As we previously reported here, the Department of Labor will soon be revising the so-called “white collar exemptions” to the Fair Labor Standards Act (FLSA). Recently, the DOL has indicated that it now plans to issue the Final Rule in July 2016.
To recap, on June 30, 2015, the DOL issued a detailed report and proposed rule, inviting the public to submit comments through September 4, 2015. The agency has received nearly 300,000 comments to date, underscoring the intense interest the proposed changes have garnered across diverse stakeholder groups.
The text of the proposed rule focused exclusively on increasing the minimum weekly salary threshold for application of the Executive, Administrative, Professional, and Computer Employee overtime exemptions, raising the rates from the current $455 per week, or $23,660 annually, to an estimated $970 per week, or $50,440 annually. The proposed rule also included an increase to the minimum compensation required to qualify for the Highly Compensated Employee exemption, from $100,000 to $122,148 initially, with yearly increases tied to annual data on national wages for full-time salaried employees.

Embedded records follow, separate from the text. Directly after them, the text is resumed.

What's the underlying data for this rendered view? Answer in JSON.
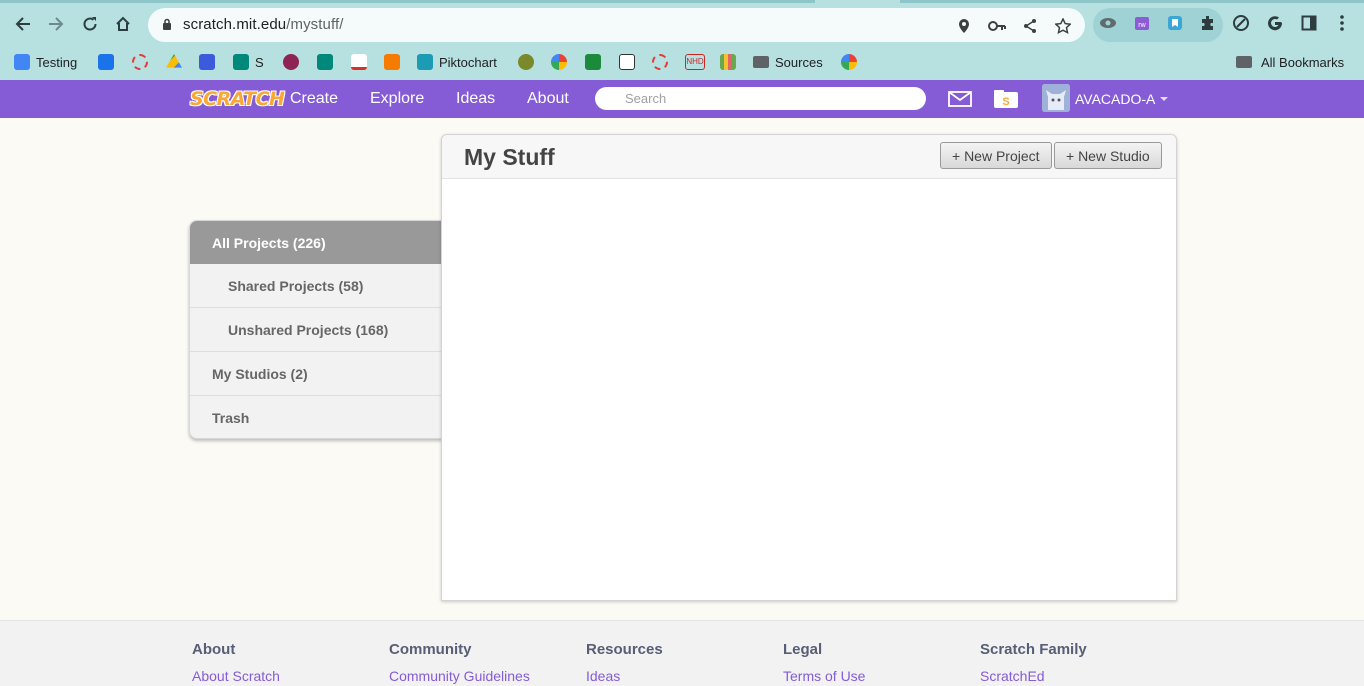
{
  "browser": {
    "url_domain": "scratch.mit.edu",
    "url_path": "/mystuff/",
    "bookmarks": [
      {
        "label": "Testing",
        "color": "#4285f4"
      },
      {
        "label": "",
        "color": "#1a73e8"
      },
      {
        "label": "",
        "color": "#e53935"
      },
      {
        "label": "",
        "color": "#34a853"
      },
      {
        "label": "",
        "color": "#3b5bdb"
      },
      {
        "label": "S",
        "color": "#00897b"
      },
      {
        "label": "",
        "color": "#8e2451"
      },
      {
        "label": "",
        "color": "#00897b"
      },
      {
        "label": "",
        "color": "#d93025"
      },
      {
        "label": "",
        "color": "#f57c00"
      },
      {
        "label": "Piktochart",
        "color": "#1c9bb5"
      },
      {
        "label": "",
        "color": "#7a8a2a"
      },
      {
        "label": "",
        "color": "#f4b400"
      },
      {
        "label": "",
        "color": "#1b8a3a"
      },
      {
        "label": "",
        "color": "#333333"
      },
      {
        "label": "",
        "color": "#e53935"
      },
      {
        "label": "NHD",
        "color": "#c62828"
      },
      {
        "label": "",
        "color": "#6aa84f"
      },
      {
        "label": "Sources",
        "color": "#5f6368"
      },
      {
        "label": "",
        "color": "#4285f4"
      }
    ],
    "all_bookmarks_label": "All Bookmarks"
  },
  "nav": {
    "logo_text": "SCRATCH",
    "links": [
      "Create",
      "Explore",
      "Ideas",
      "About"
    ],
    "search_placeholder": "Search",
    "username": "AVACADO-A"
  },
  "sidebar": {
    "items": [
      {
        "label": "All Projects (226)",
        "active": true
      },
      {
        "label": "Shared Projects (58)"
      },
      {
        "label": "Unshared Projects (168)"
      },
      {
        "label": "My Studios (2)"
      },
      {
        "label": "Trash"
      }
    ]
  },
  "main": {
    "title": "My Stuff",
    "new_project_label": "+ New Project",
    "new_studio_label": "+ New Studio"
  },
  "footer": {
    "columns": [
      {
        "heading": "About",
        "link": "About Scratch"
      },
      {
        "heading": "Community",
        "link": "Community Guidelines"
      },
      {
        "heading": "Resources",
        "link": "Ideas"
      },
      {
        "heading": "Legal",
        "link": "Terms of Use"
      },
      {
        "heading": "Scratch Family",
        "link": "ScratchEd"
      }
    ]
  },
  "colors": {
    "scratch_purple": "#855cd6",
    "chrome_teal": "#b7e0e0"
  }
}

The report that accompanied the proposed rule also noted that the DOL was considering whether changes to the “duties” portion of the exemption tests would also be implemented, but did not propose any specific rule language on the subject.
Previously, the Solicitor of Labor Patricia Smith had indicated that the Final Rule would not issue until “late 2016,” suggesting that the rule would become effective in 2017. If the DOL in fact meets the revised timeframe, employers may need to implement changes as early as August 2016. In addition, Ms. Smith also referenced the possibility that the final rules may include changes to the duties test and other aspects of the white collar exemptions. Accordingly, employers are advised to begin planning now for the anticipated changes to the exemptions by reviewing employee classifications and salary levels and duties of those classified as exempt, in order to be prepared to take prompt action to bring their exemption-related practices into compliance once the Final Rules are issued.